Collective Çukurcuma for Scandale Project.
What is Collective Çukurcuma? What was the main idea behind it?
Collective Çukurcuma is a non-profit art initiative based in Istanbul, Turkey. It was founded by us in 2015 and joined by Serhat Cacekli in 2017. The collective mainly focuses on collaborative thinking and creating processes through its reading group meetings (co-organized by Gökcan Demirkazık) and cross-national collaboration projects, and raises questions about the power of books and libraries through its curatorial projects and editorial work. Founded in response to a need for building a platform generating progressive dialogues and discussions on contemporary art, it aims to rebuild the nearly-forgotten ‘neighbor’ experience among the new generation through forming collaborations locally and internationally.
It’s really challenging to focus on books while it’s mostly a visual culture now, isn’t it ?
We do not agree. For us, there is something inexplicable about books and libraries. It is something felt when entering the dusty space of an old book repository—the story of humankind’s passion for knowledge, as well as the archives that allow such wealth to be passed on. We remain fascinated by the act of reaching into past experiences to layer them with present conditions, and even make predictions about the future. As humans, we keep on organizing, reading, interpreting, and then we create our own libraries with our own books.
What is your ideas about books and libraries? And how these ideas related with your current projects?
We both individually have a strong connection with books (digital, printed, hand-written, fictional, found, old, new…) and it is through this mutual interest that we are mainly focusing on the relation between libraries and contemporary art, mostly from curatorial point of view. We are asking the question: What could contemporary art theories, curatorial practices and exhibition designs learn from the idea of the library?

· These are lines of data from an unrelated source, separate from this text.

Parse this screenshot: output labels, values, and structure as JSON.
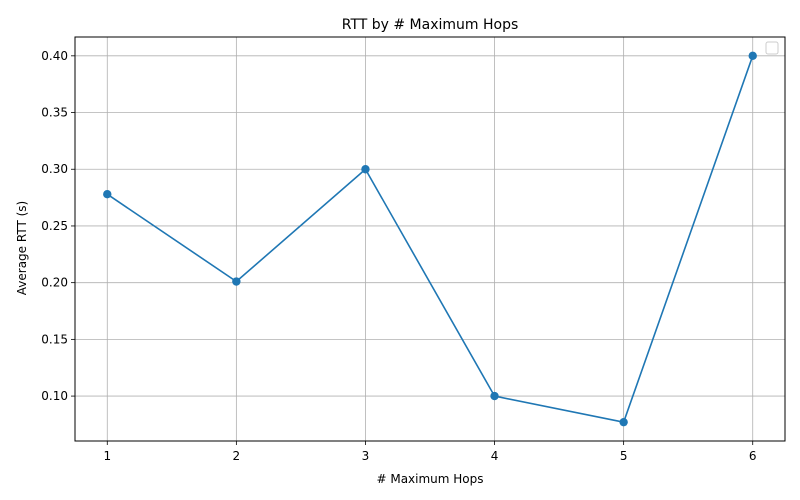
{
  "chart_data": {
    "type": "line",
    "title": "RTT by # Maximum Hops",
    "xlabel": "# Maximum Hops",
    "ylabel": "Average RTT (s)",
    "x": [
      1,
      2,
      3,
      4,
      5,
      6
    ],
    "series": [
      {
        "values": [
          0.278,
          0.201,
          0.3,
          0.1,
          0.077,
          0.4
        ]
      }
    ],
    "xlim": [
      0.75,
      6.25
    ],
    "ylim": [
      0.0604,
      0.4166
    ],
    "xticks": [
      1,
      2,
      3,
      4,
      5,
      6
    ],
    "yticks": [
      0.1,
      0.15,
      0.2,
      0.25,
      0.3,
      0.35,
      0.4
    ],
    "ytick_labels": [
      "0.10",
      "0.15",
      "0.20",
      "0.25",
      "0.30",
      "0.35",
      "0.40"
    ],
    "grid": true,
    "legend": "top-right",
    "line_color": "#1f77b4",
    "grid_color": "#b0b0b0"
  }
}
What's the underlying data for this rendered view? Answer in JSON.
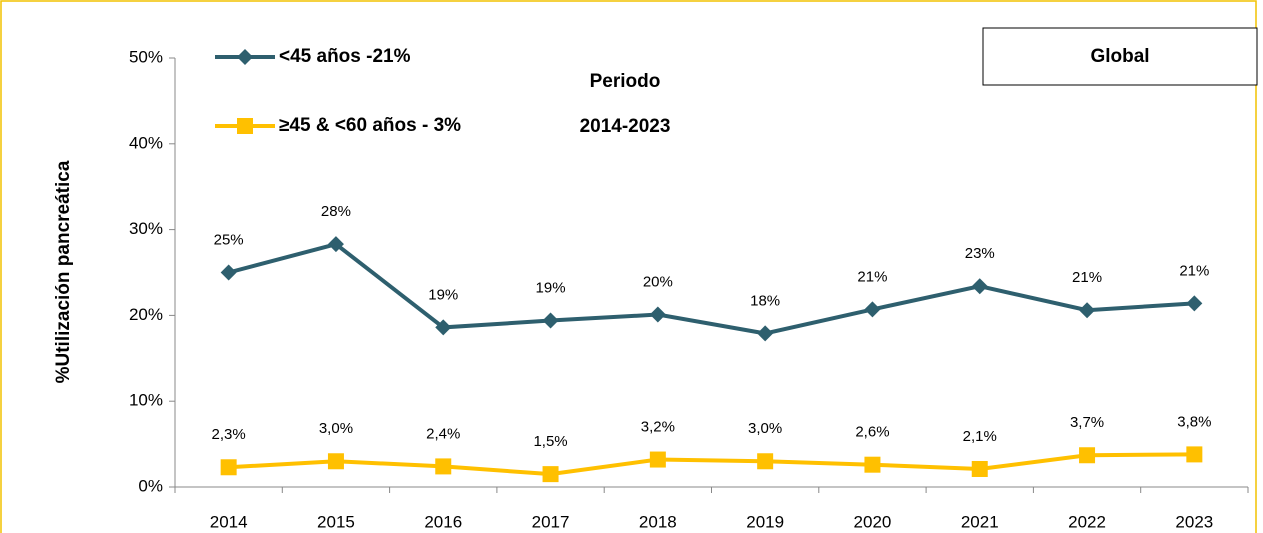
{
  "chart_data": {
    "type": "line",
    "annotations": [
      "Periodo",
      "2014-2023"
    ],
    "box_label": "Global",
    "ylabel": "%Utilización pancreática",
    "categories": [
      "2014",
      "2015",
      "2016",
      "2017",
      "2018",
      "2019",
      "2020",
      "2021",
      "2022",
      "2023"
    ],
    "series": [
      {
        "name": "<45 años -21%",
        "color": "#2e5f6e",
        "marker": "diamond",
        "values": [
          25.0,
          28.3,
          18.6,
          19.4,
          20.1,
          17.9,
          20.7,
          23.4,
          20.6,
          21.4
        ],
        "value_labels": [
          "25%",
          "28%",
          "19%",
          "19%",
          "20%",
          "18%",
          "21%",
          "23%",
          "21%",
          "21%"
        ]
      },
      {
        "name": "≥45 & <60 años - 3%",
        "color": "#ffc000",
        "marker": "square",
        "values": [
          2.3,
          3.0,
          2.4,
          1.5,
          3.2,
          3.0,
          2.6,
          2.1,
          3.7,
          3.8
        ],
        "value_labels": [
          "2,3%",
          "3,0%",
          "2,4%",
          "1,5%",
          "3,2%",
          "3,0%",
          "2,6%",
          "2,1%",
          "3,7%",
          "3,8%"
        ]
      }
    ],
    "ylim": [
      0,
      50
    ],
    "yticks": [
      {
        "value": 0,
        "label": "0%"
      },
      {
        "value": 10,
        "label": "10%"
      },
      {
        "value": 20,
        "label": "20%"
      },
      {
        "value": 30,
        "label": "30%"
      },
      {
        "value": 40,
        "label": "40%"
      },
      {
        "value": 50,
        "label": "50%"
      }
    ],
    "grid": false,
    "legend": "top-left"
  }
}
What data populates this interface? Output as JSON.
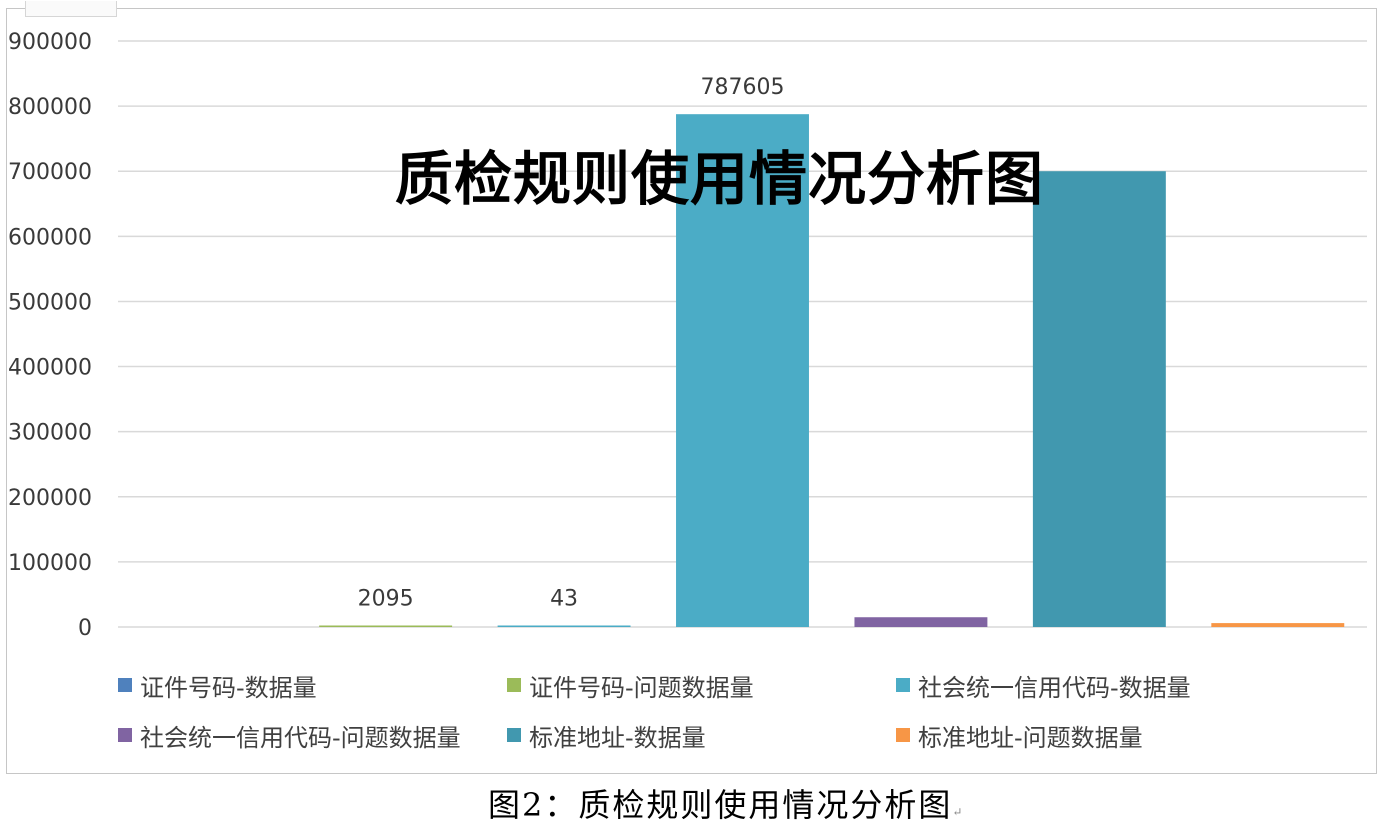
{
  "chart_data": {
    "type": "bar",
    "title": "质检规则使用情况分析图",
    "ylim": [
      0,
      900000
    ],
    "yticks": [
      "900000",
      "800000",
      "700000",
      "600000",
      "500000",
      "400000",
      "300000",
      "200000",
      "100000",
      "0"
    ],
    "grid": true,
    "legend_position": "bottom",
    "series": [
      {
        "name": "证件号码-数据量",
        "value": 0,
        "label": "",
        "color": "#4f81bd"
      },
      {
        "name": "证件号码-问题数据量",
        "value": 2095,
        "label": "2095",
        "color": "#9bbb59"
      },
      {
        "name": "社会统一信用代码-数据量",
        "value": 43,
        "label": "43",
        "color": "#4bacc6"
      },
      {
        "name": "社会统一信用代码-问题数据量",
        "value": 787605,
        "label": "787605",
        "color": "#4bacc6"
      },
      {
        "name": "标准地址-数据量",
        "value": 15000,
        "label": "",
        "color": "#8064a2"
      },
      {
        "name": "标准地址-问题数据量",
        "value": 700000,
        "label": "",
        "color": "#4198af"
      },
      {
        "name": "",
        "value": 6000,
        "label": "",
        "color": "#f79646"
      }
    ]
  },
  "legend": [
    {
      "label": "证件号码-数据量",
      "color": "#4f81bd"
    },
    {
      "label": "证件号码-问题数据量",
      "color": "#9bbb59"
    },
    {
      "label": "社会统一信用代码-数据量",
      "color": "#4bacc6"
    },
    {
      "label": "社会统一信用代码-问题数据量",
      "color": "#8064a2"
    },
    {
      "label": "标准地址-数据量",
      "color": "#4198af"
    },
    {
      "label": "标准地址-问题数据量",
      "color": "#f79646"
    }
  ],
  "overlay_title": "质检规则使用情况分析图",
  "caption": "图2：质检规则使用情况分析图",
  "caption_mark": "↵"
}
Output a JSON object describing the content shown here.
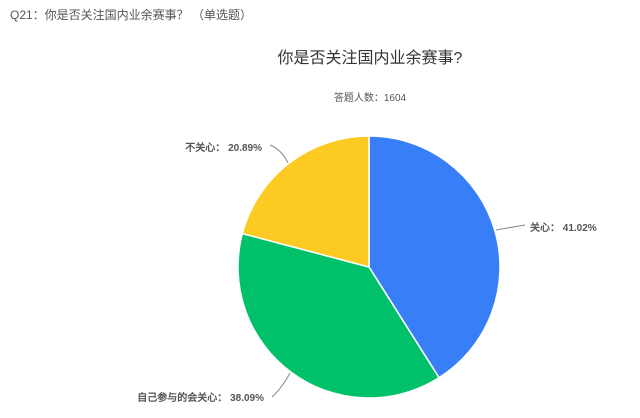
{
  "question": {
    "label": "Q21：你是否关注国内业余赛事？ （单选题）"
  },
  "chart_data": {
    "type": "pie",
    "title": "你是否关注国内业余赛事?",
    "subtitle": "答题人数：1604",
    "slices": [
      {
        "name": "关心",
        "value": 41.02,
        "label": "关心： 41.02%",
        "color": "#377ef7"
      },
      {
        "name": "自己参与的会关心",
        "value": 38.09,
        "label": "自己参与的会关心： 38.09%",
        "color": "#00c16a"
      },
      {
        "name": "不关心",
        "value": 20.89,
        "label": "不关心： 20.89%",
        "color": "#fdca24"
      }
    ],
    "start_angle": "12 o'clock, clockwise"
  }
}
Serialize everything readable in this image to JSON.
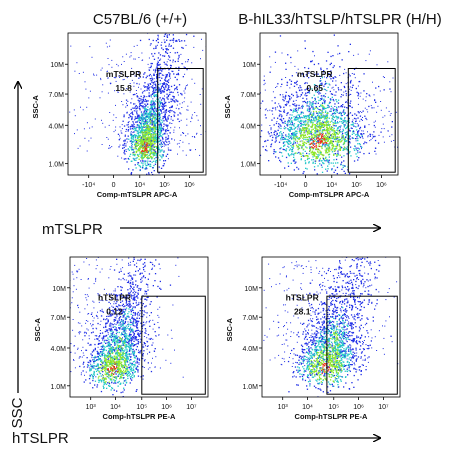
{
  "figure": {
    "column_titles": [
      "C57BL/6 (+/+)",
      "B-hIL33/hTSLP/hTSLPR (H/H)"
    ],
    "row_labels": [
      "mTSLPR",
      "hTSLPR"
    ],
    "y_axis_label": "SSC"
  },
  "colors": {
    "density_low": "#1f2ee6",
    "density_mid": "#22c7c9",
    "density_mid2": "#8ee628",
    "density_high": "#e8301b",
    "gate": "#000000"
  },
  "chart_data": [
    {
      "type": "scatter",
      "panel": "mTSLPR in C57BL/6 (+/+)",
      "xlabel": "Comp-mTSLPR APC-A",
      "ylabel": "SSC-A",
      "x_ticks": [
        "-10⁴",
        "0",
        "10⁴",
        "10⁵",
        "10⁶"
      ],
      "y_ticks": [
        "1.0M",
        "4.0M",
        "7.0M",
        "10M"
      ],
      "gate_label": "mTSLPR",
      "gate_value": "15.8",
      "cluster": {
        "x_center": "10⁴",
        "y_center": "2.0M"
      }
    },
    {
      "type": "scatter",
      "panel": "mTSLPR in B-hIL33/hTSLP/hTSLPR (H/H)",
      "xlabel": "Comp-mTSLPR APC-A",
      "ylabel": "SSC-A",
      "x_ticks": [
        "-10⁴",
        "0",
        "10⁴",
        "10⁵",
        "10⁶"
      ],
      "y_ticks": [
        "1.0M",
        "4.0M",
        "7.0M",
        "10M"
      ],
      "gate_label": "mTSLPR",
      "gate_value": "0.65",
      "cluster": {
        "x_center": "0",
        "y_center": "3.0M"
      }
    },
    {
      "type": "scatter",
      "panel": "hTSLPR in C57BL/6 (+/+)",
      "xlabel": "Comp-hTSLPR PE-A",
      "ylabel": "SSC-A",
      "x_ticks": [
        "10³",
        "10⁴",
        "10⁵",
        "10⁶",
        "10⁷"
      ],
      "y_ticks": [
        "1.0M",
        "4.0M",
        "7.0M",
        "10M"
      ],
      "gate_label": "hTSLPR",
      "gate_value": "0.12",
      "cluster": {
        "x_center": "10⁴",
        "y_center": "2.0M"
      }
    },
    {
      "type": "scatter",
      "panel": "hTSLPR in B-hIL33/hTSLP/hTSLPR (H/H)",
      "xlabel": "Comp-hTSLPR PE-A",
      "ylabel": "SSC-A",
      "x_ticks": [
        "10³",
        "10⁴",
        "10⁵",
        "10⁶",
        "10⁷"
      ],
      "y_ticks": [
        "1.0M",
        "4.0M",
        "7.0M",
        "10M"
      ],
      "gate_label": "hTSLPR",
      "gate_value": "28.1",
      "cluster": {
        "x_center": "10⁵",
        "y_center": "2.0M"
      }
    }
  ]
}
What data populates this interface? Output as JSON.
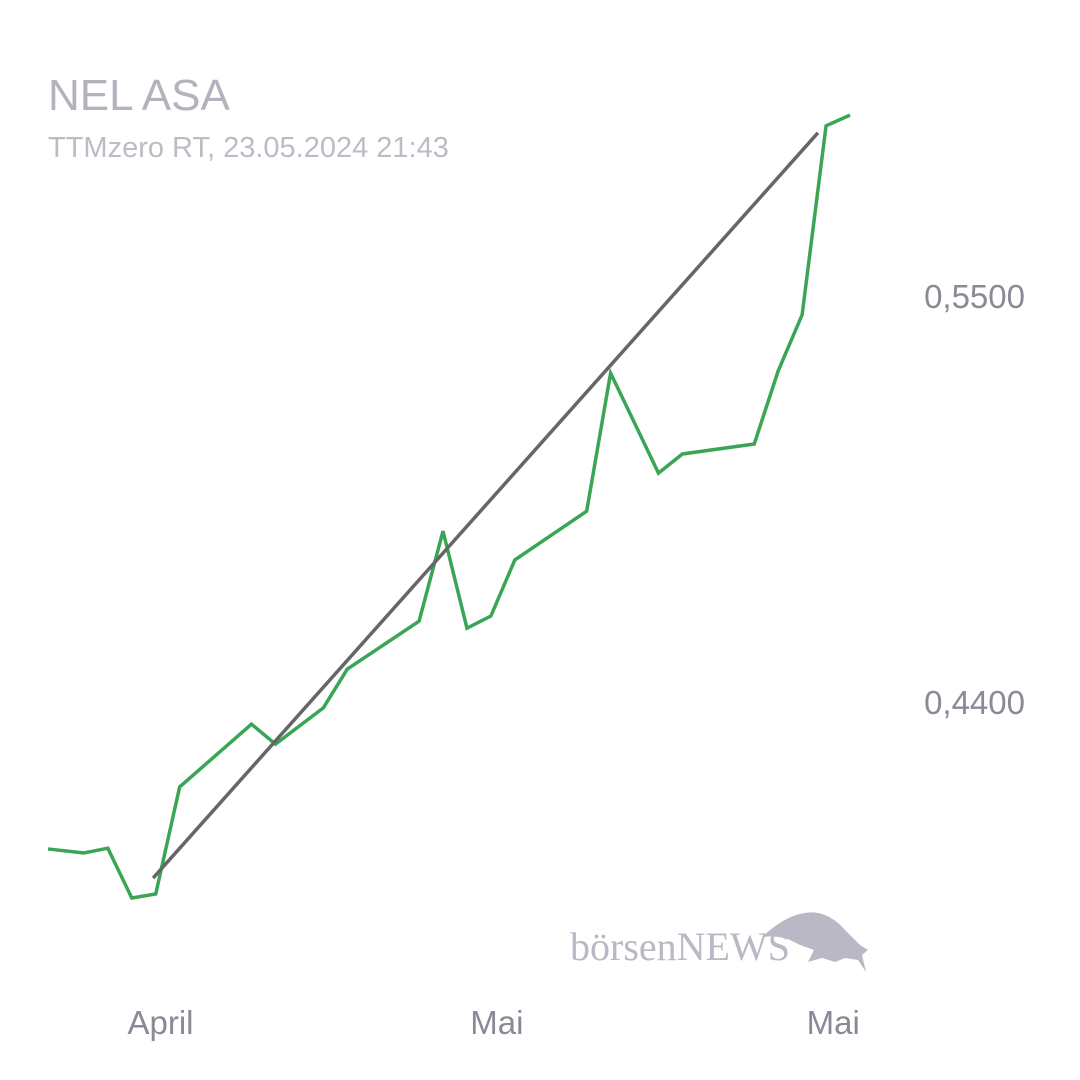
{
  "chart_data": {
    "type": "line",
    "title": "NEL ASA",
    "subtitle": "TTMzero RT, 23.05.2024 21:43",
    "watermark": "börsenNEWS",
    "xlim": [
      0,
      33.5
    ],
    "xticks": [
      {
        "value": 4.7,
        "label": "April"
      },
      {
        "value": 18.75,
        "label": "Mai"
      },
      {
        "value": 32.8,
        "label": "Mai"
      }
    ],
    "ylim": [
      0.38,
      0.61
    ],
    "yticks": [
      {
        "value": 0.55,
        "label": "0,5500"
      },
      {
        "value": 0.44,
        "label": "0,4400"
      }
    ],
    "series": [
      {
        "color": "#3aa655",
        "x": [
          0,
          1.5,
          2.5,
          3.5,
          4.5,
          5.5,
          8.5,
          9.5,
          11.5,
          12.5,
          15.5,
          16.5,
          17.5,
          18.5,
          19.5,
          22.5,
          23.5,
          24.5,
          25.5,
          26.5,
          29.5,
          30.5,
          31.5,
          32.5,
          33.5
        ],
        "values": [
          0.4002,
          0.3991,
          0.4004,
          0.3869,
          0.388,
          0.417,
          0.434,
          0.4286,
          0.4384,
          0.4489,
          0.4619,
          0.4863,
          0.46,
          0.4633,
          0.4785,
          0.4917,
          0.5291,
          0.5156,
          0.502,
          0.5072,
          0.5099,
          0.5297,
          0.5449,
          0.5961,
          0.599
        ]
      },
      {
        "color": "#666666",
        "x": [
          4.39,
          32.16
        ],
        "values": [
          0.3923,
          0.5942
        ]
      }
    ]
  }
}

We also believe in the political power and revolutionary potential of books and libraries. Libraries play a significant role during times of collective resistance and protests for freedom. Recent examples of this are the library formed during the Gezi Park protests in Istanbul in 2013 — demonstrations contesting the urban development plan for Istanbul’s Taksim Gezi Park, to which police responded back with tear gas and water cannons — and the ‘Secret Library’ founded last year in Syria’s Darayya. Libraries and archives, particularly those in public spaces, provide free access to cultural heritage and information, and are essential for bringing people together to share knowledge. So how can we combine this power of libraries with contemporary art practices and exhibitions? We tend to work with scholars, artists, academics, researchers to get more diverse ideas and thoughts on this subject, that’s one of the main reasons why our exhibition/library House of Wisdom is travelling across different countries and raising questions.
What about having “collective” in your name?
We do not believe that it is possible to survive individually alone in the current socio-political atmosphere, we do believe in the power of collaborative thinking and creating processes, that is why we prefer to call it a collective.
What are your backgrounds?
Naz received her BA in Psychology and MA in Social Psychology focusing on cultural studies, both at Koç University (Istanbul). Mine received her BA in Philosophy in Istanbul University and MA (Certificate Program) in Philosophy of Arts & Aesthetics in Bologna University/ DAMS Faculty. Serhat received his BA in Maths & Physics at Koç University, and pursues his MA on art management at Yeditepe University. We believe this interdisciplinary approach adds a lot to our curatorial practice.
What is art for you?
We do not believe in static definitions in our age. We need dynamic and flexible definitions and structures, evolving and shifting through time. The same can be said for art. But for now, for us, art is what is crucial, essential and needed. Art is what makes us uniquely human yet significantly united. We believe we passed the definitions of “aesthetics, form, expression and representation” and arrived to a place where we seek to find the alternatives, the unknowns, the mystery and the urge to discover all at the same time. We need art more than ever.